Mental health content excerpt
It never means the complete absence of negative emotions, staying positive 24 hours a day, and there is no universal "health standard". All judgments must be comprehensively evaluated based on the individual's specific situation, cultural background, and personal growth trajectory. The core thing is your flexibility to coexist with negative states, not the existence of the negative state itself.
Last week I received a visitor from an Internet operation. The first thing he said when he walked in was "I think I'm depressed. I have to sit in the hallway and cry for half an hour every day when I get home from get off work." Looking through her schedule, she found that she had completed three online projects in the past 21 days. She only took half a day off on weekends. Even when her cat was sick, she asked a friend to take her to the hospital. I told her that this was not a psychological problem, but that a normal person would collapse after spinning for so long. She should sleep for three days before talking about anything else. She was stunned at the time and said that she had read a lot of popular science and said that "long-term low mood is a sign of depression" and she thought she had to take medicine.
Oh, by the way, I first heard this sentence from a supervisor who has been in the industry for 30 years. I copied it directly on the title page of the excerpt at the time: "Don't just label people as mentally ill. First, check whether his recent life is a human life. ”
The logic of adjusting mental health among different schools is actually quite different. No one is higher or lower, it all depends on who is suitable. Psychoanalytically oriented counselors are more inclined to dig into the root causes behind emotions. For example, if you always lose your temper for no reason in an intimate relationship, it may be that the unprocessed trauma in your childhood attachment relationship has been triggered. You must first find out the knot before you can straighten it out. ; Positive psychology-oriented counselors don’t like to dwell on the past, but pay more attention to the resources you can mobilize in the present. Even if you do have childhood trauma, are there any small things that can make you happy for even 5 minutes now? Seize those 5 minutes of happiness first, and then slowly expand it outwards. I have seen cases in which psychoanalysis was used to resolve years of emotional distress, and I have also seen mothers who quickly recovered from postpartum depression by using small exercises in positive psychology. There is no need to argue about which method is more "advanced".
I have excerpted the conclusion of a paper on emotion research before, saying that people who can accurately distinguish their own emotions have 32% higher psychological flexibility than people who can only say "I am not happy." To be honest, I felt this very deeply when I was working on a case. A little boy who was a sophomore in high school came to me and said over and over again, "I'm just annoyed, I can't do anything." After chatting for more than 40 minutes, I finally unraveled his emotions bit by bit: he was annoyed because his mother secretly looked through his chat history, he was annoyed because he failed the math week exam and was afraid that his father would tell him, and he was a little jealous that his deskmate won the information competition award, and he was not shortlisted after half a year of preparation. After he explained these emotions clearly one by one, he leaned on the sofa and breathed a sigh of relief and said, "It turns out I'm not inexplicably annoyed."
You see, the granularity of emotions is like opening a blind box. If you always cover it and dare not look at it, you will never know what is inside, and you will always feel that it is some kind of scourge.
There is a lot of quarrel on the Internet right now about "should we reconcile with our original family?" I have recorded two completely different views in my excerpt.

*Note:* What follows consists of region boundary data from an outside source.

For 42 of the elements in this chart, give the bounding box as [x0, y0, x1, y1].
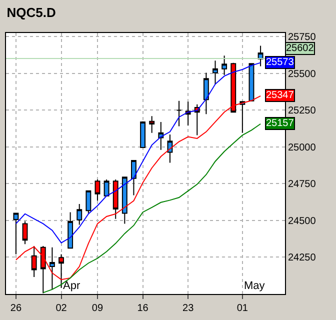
candlestick [86, 190, 92, 214]
candlestick [240, 101, 246, 134]
annotation: May [244, 280, 266, 292]
line-series [15, 62, 262, 244]
y-tick-label: 24250 [288, 252, 316, 264]
y-tick-label: 25750 [288, 32, 316, 44]
x-tick-label: 02 [56, 303, 68, 314]
data-label: 25573 [266, 57, 294, 68]
data-label: 25157 [266, 118, 294, 129]
candlestick [176, 100, 182, 127]
candlestick [104, 178, 110, 196]
candlestick [203, 72, 209, 115]
x-tick-label: 01 [236, 303, 248, 314]
candlestick [131, 160, 136, 196]
candlestick [68, 212, 74, 249]
candlestick [76, 204, 82, 226]
candlestick [149, 116, 155, 134]
candlestick [212, 60, 218, 85]
candlestick [222, 55, 228, 76]
x-tick-label: 09 [92, 303, 104, 314]
candlestick [49, 246, 55, 290]
candlestick [31, 246, 37, 278]
y-tick-label: 25000 [288, 142, 316, 154]
candlestick [167, 134, 173, 164]
y-tick-label: 24500 [288, 216, 316, 227]
x-tick-label: 16 [137, 303, 149, 314]
y-tick-label: 25500 [288, 68, 316, 80]
candlestick [22, 220, 28, 245]
candlestick [13, 212, 19, 255]
x-tick-label: 26 [10, 303, 22, 314]
data-label: 25347 [266, 90, 294, 101]
ref-line-label: 25602 [286, 43, 314, 54]
candlestick [94, 178, 100, 202]
candlestick [112, 178, 118, 220]
candlestick [158, 121, 164, 150]
y-tick-label: 25250 [288, 106, 316, 117]
candlestick [122, 176, 128, 224]
x-tick-label: 23 [182, 303, 194, 314]
chart-title: NQC5.D [6, 5, 56, 20]
y-tick-label: 24750 [288, 179, 316, 190]
annotation: Apr [63, 280, 80, 292]
candlestick [140, 120, 146, 148]
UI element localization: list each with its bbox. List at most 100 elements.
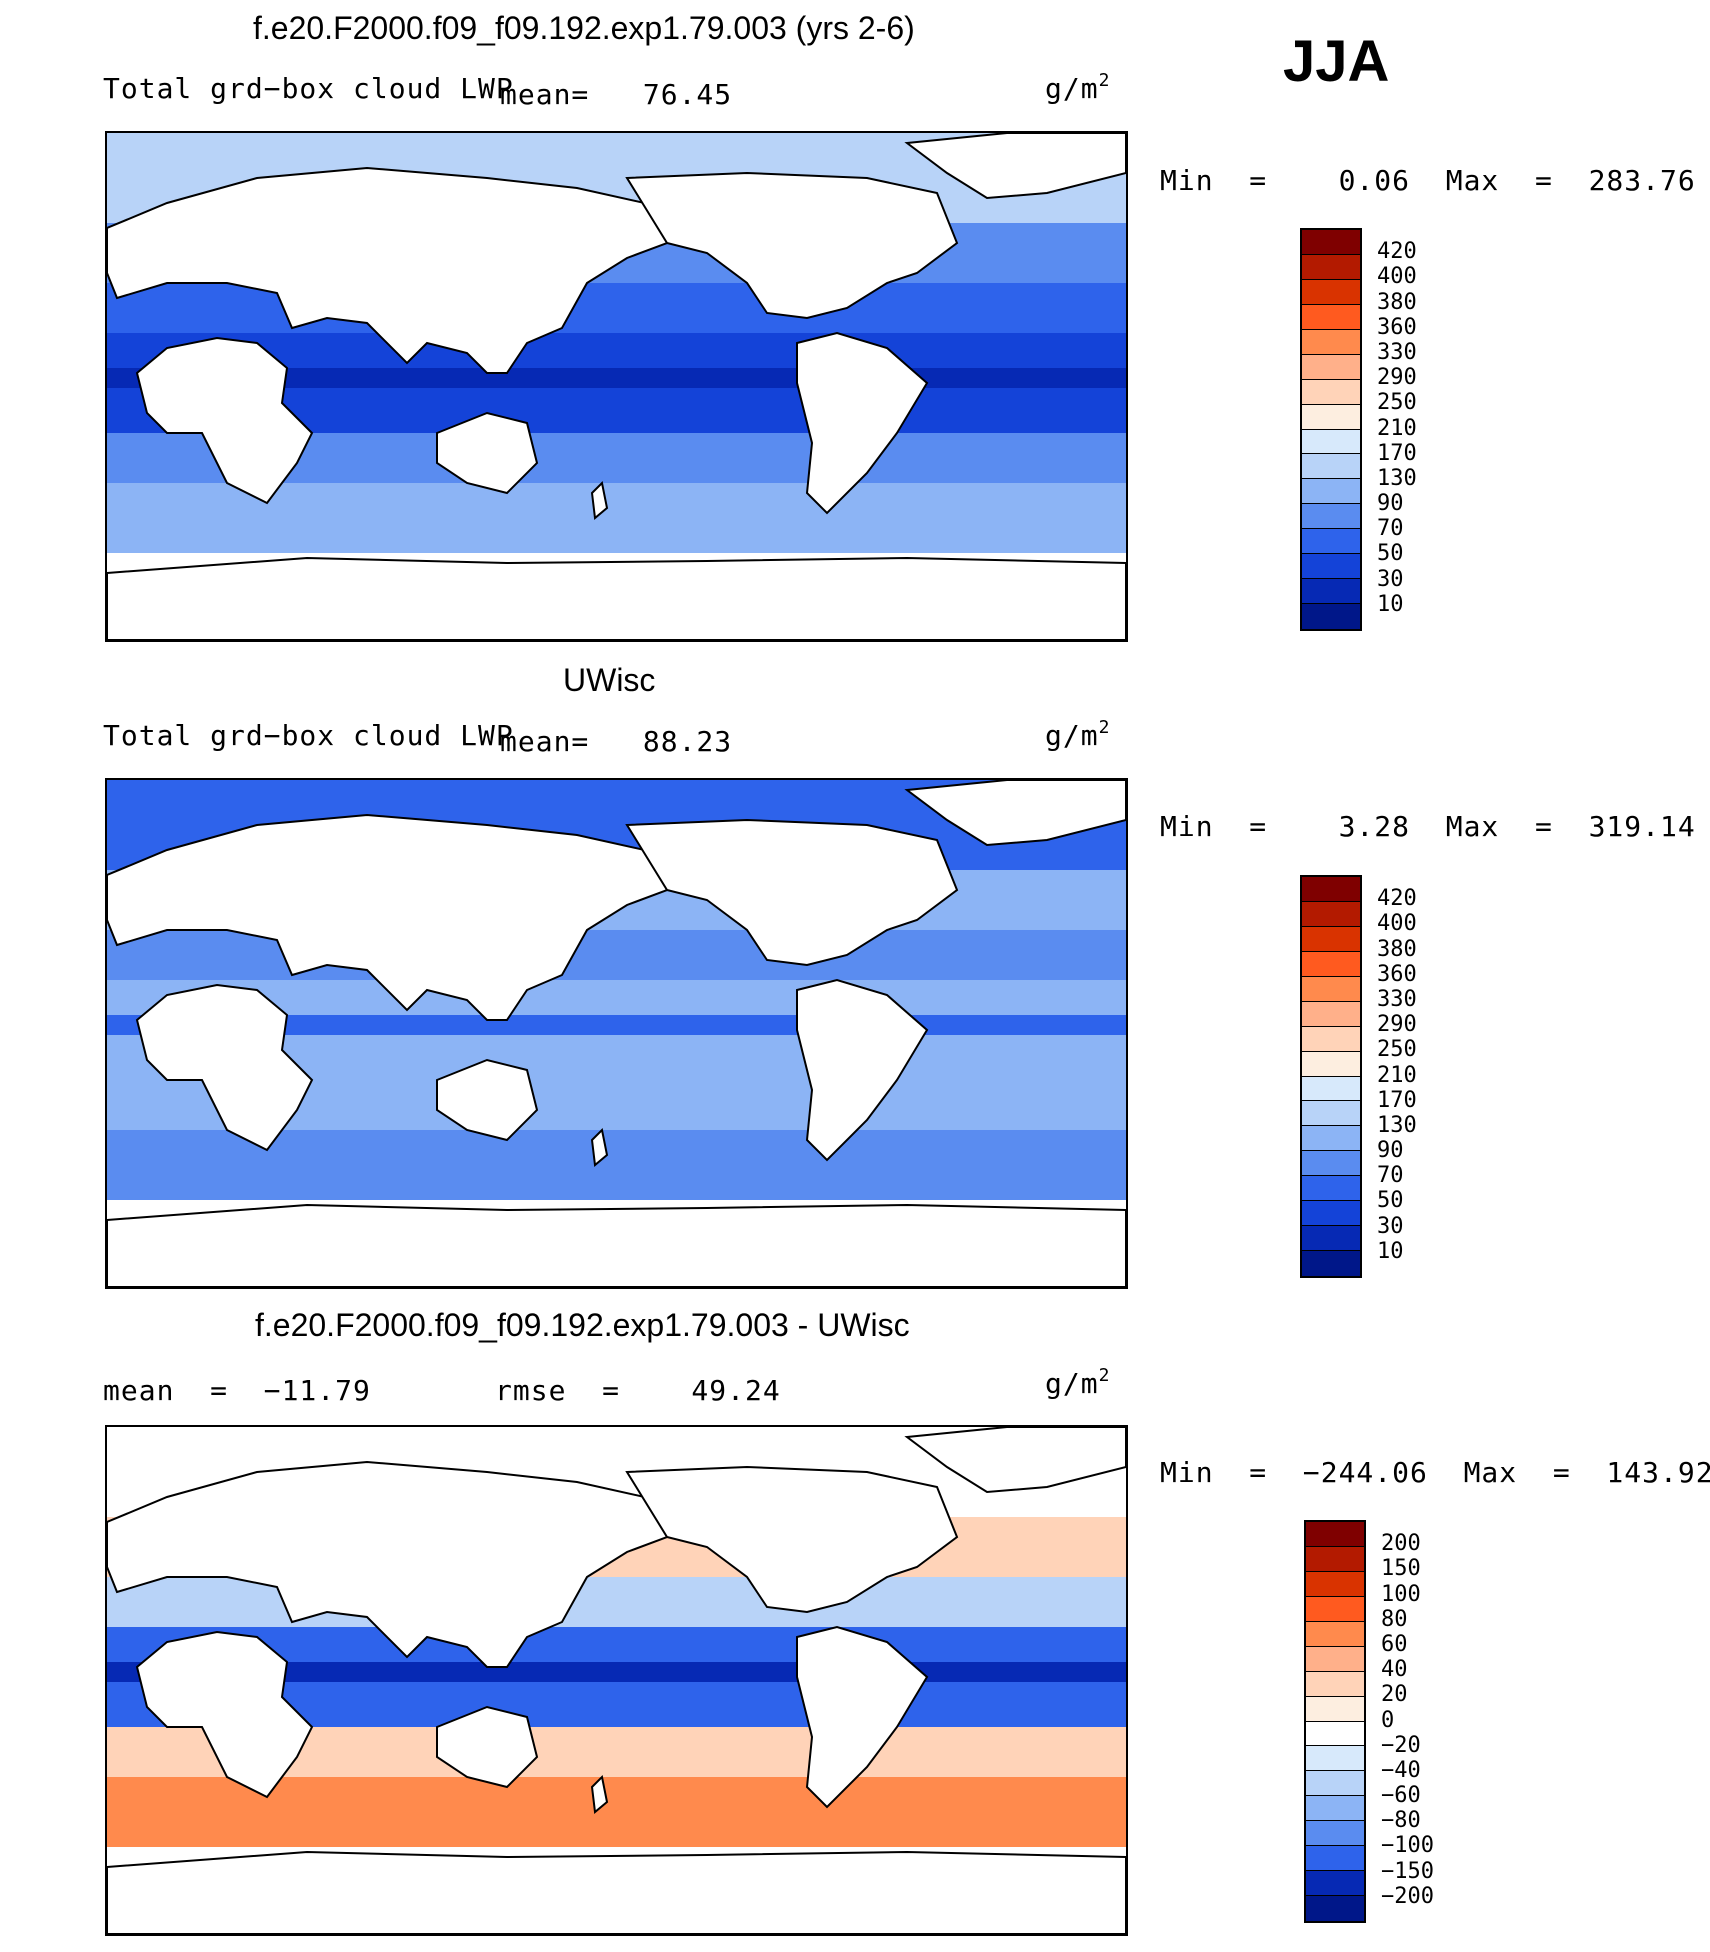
colorbar-tick-label: 290 xyxy=(1377,1012,1417,1038)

Some schools believe that they must reach reconciliation with their original family in order to break out of past behavioral patterns and gain true freedom. ; But most of us who handle cases on the front line have a consensus: if the harm caused to you by your family of origin has reached the level of stress, it is completely okay not to reconcile, and there is no shame in not forgiving. I have really seen too many people force themselves to "shake hands and make peace" with their parents who have hurt them, and in the end they twist themselves into a knot, which makes them more painful than before. Not treating "reconciliation" as a KPI that must be completed, and being able to live your own life far away from it, is a very healthy state in itself.
Psychological elasticity is a mysterious thing, and it is simple and simple. It is like a rubber band in your hand. It is good if it can be stretched and retracted. There is no need to pursue it to be neatly stretched forever. I also wrote down a little tip from a family therapist in my excerpt. If you are emotionally overwhelmed right now, don’t hold on to “digesting your emotions.” Find an empty room with no one around, and pour out all the curse words and anger you want to express in front of an empty chair. You don’t have to think about logic or right or wrong. After you say it, turn around and leave. You don’t have to look back to “collect your emotions.” A personal test is 10 times more effective than holding it in your heart and repeatedly internalizing it. Don’t believe the nonsense on the Internet that “just one hour of mindfulness every day means you love yourself.” If you are so busy that you touch fish for five minutes while squatting on the toilet or stare out the window for a while, that is also a way to take care of yourself. There is no distinction between high and low.
These are just random thoughts that I jot down when I go to supervise and take on cases, and there is no systematic principle. After all, there is no standard answer to mental health. What you feel comfortable with is more effective than all universal standards.